Chapter 70 The leaf shuddered back to life
Now that he had pressed the stone to his heart and cast Felix away, Orion was left with a hollow peace.
Every move had been for Esperanza, but the cost was his own soul. He had protected her from the immediate threat, but without his partner by his side, he felt a precarious uncertainty about what fate had in store.
The Ezra who once felt grief was gone. In his place stood a ferocious ruler, a storm reluctant in his heart.
He moved with a firm belief in his own carnage, ready to dismantle the very foundations of the Kingdom to reach Esperanza. To hinder him was to invite annihilation.
A man emerged from the shadows, intercepting Raymond the moment he stepped out of the King’s pavilion.
The man leaned in, his whisper cutting through the camp's din like a blade. Raymond’s eyes widened in shock, his breath hitching as the weight of the news settled.
Without a word, he spun around and surged back toward the King’s pavilion, where Ezra sat enveloped in a suffocating aura of distress.
"My King," Raymond choked out, dropping into a low bow. Ezra turned to him, his expression utterly vacant. It was as if he had eviscerated his own soul from within, leaving behind nothing but a cold, hollow vessel of a man.
"Do not tell me anything... unless it is of Esperanza," Ezra murmured, his voice low and husky, vibrating with a dangerous edge. His eyes remained eerily still, even as his heart lay shredded within his chest. "If she is not the subject, I will burn everything else to ash."
"Yes, it is about her," Raymond nodded, his voice firm with affirmation. The change in Ezra was instantaneous. He turned hastily, his mask of stillness shattering as a surge of raw, unchecked emotion swept over his face. For the first time, the hollow king looked alive—and terrifying.
"What? Tell me... now." Ezra surged to his feet and closed the distance between them in a few predatory strides. He draped a heavy arm around Raymond’s shoulder—a gesture that felt less like a hug and more like a noose. He leaned in, his gaze boring intently into Raymond’s eyes, demanding the truth.
"One of our troopers trailed them, my King," Raymond said, his voice finally cutting through the stagnant air. "He was wounded in the pursuit, but he has regained consciousness. He is ready to speak—to tell us exactly what he saw." With those words, the hollow silence that had haunted the pavilion began to dissolve.
"Then let us meet him," Ezra commanded. He didn't wait for an answer; he swept out of the pavilion with Raymond at his side. They moved like the first rush of a storm, a dark and violent force that made the soldiers outside pull back in fear.

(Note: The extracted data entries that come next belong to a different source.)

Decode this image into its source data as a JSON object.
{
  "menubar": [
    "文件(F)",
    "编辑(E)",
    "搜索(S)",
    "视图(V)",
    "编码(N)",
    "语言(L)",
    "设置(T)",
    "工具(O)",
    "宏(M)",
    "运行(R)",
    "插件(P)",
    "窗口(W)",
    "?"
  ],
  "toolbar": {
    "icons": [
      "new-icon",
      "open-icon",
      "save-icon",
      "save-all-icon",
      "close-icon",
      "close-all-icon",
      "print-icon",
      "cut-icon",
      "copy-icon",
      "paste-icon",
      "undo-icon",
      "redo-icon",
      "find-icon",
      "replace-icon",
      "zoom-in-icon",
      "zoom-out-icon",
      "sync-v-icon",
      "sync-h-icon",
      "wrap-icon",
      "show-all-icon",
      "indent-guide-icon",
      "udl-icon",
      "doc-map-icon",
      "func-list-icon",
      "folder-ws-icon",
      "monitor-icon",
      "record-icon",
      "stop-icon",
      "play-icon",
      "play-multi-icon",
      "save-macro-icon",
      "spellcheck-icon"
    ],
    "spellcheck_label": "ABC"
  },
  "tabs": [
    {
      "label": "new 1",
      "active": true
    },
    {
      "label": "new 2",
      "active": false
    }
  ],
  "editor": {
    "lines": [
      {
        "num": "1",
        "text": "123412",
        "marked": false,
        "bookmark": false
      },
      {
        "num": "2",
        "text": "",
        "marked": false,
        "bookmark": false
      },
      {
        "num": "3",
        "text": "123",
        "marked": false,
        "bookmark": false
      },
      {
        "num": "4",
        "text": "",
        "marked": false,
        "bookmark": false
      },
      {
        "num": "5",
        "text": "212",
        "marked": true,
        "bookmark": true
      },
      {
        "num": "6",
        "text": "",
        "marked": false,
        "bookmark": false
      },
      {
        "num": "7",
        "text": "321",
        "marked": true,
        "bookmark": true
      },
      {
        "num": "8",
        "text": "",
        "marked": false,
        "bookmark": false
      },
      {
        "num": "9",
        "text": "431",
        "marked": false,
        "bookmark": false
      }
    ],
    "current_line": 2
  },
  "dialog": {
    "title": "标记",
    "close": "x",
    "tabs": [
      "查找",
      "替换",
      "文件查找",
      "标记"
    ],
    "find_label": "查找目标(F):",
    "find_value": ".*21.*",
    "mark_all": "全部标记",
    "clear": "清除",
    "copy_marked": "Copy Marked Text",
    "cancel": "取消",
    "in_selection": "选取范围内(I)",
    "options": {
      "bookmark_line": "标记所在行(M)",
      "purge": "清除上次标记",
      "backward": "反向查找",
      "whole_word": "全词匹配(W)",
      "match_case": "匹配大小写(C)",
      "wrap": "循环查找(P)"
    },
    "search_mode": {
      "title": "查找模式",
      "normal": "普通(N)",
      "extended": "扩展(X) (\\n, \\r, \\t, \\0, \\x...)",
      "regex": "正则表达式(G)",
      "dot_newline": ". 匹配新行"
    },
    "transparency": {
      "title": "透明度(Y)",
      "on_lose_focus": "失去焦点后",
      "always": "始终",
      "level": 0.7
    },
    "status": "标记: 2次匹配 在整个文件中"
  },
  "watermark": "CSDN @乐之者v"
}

"He was so close to you," Yuki murmured. Orion nodded, his gaze fixed on the distance. He stood with a stony rigidity, his expression as cold as the wind that whipped the dust into spiraling clouds at his feet.
"Will this not break you?" Yuki asked, his words thickening the air between them. As his voice lingered, Orion felt the burden upon his heart grow heavier, a crushing weight that threatened to steal the very breath from his lungs.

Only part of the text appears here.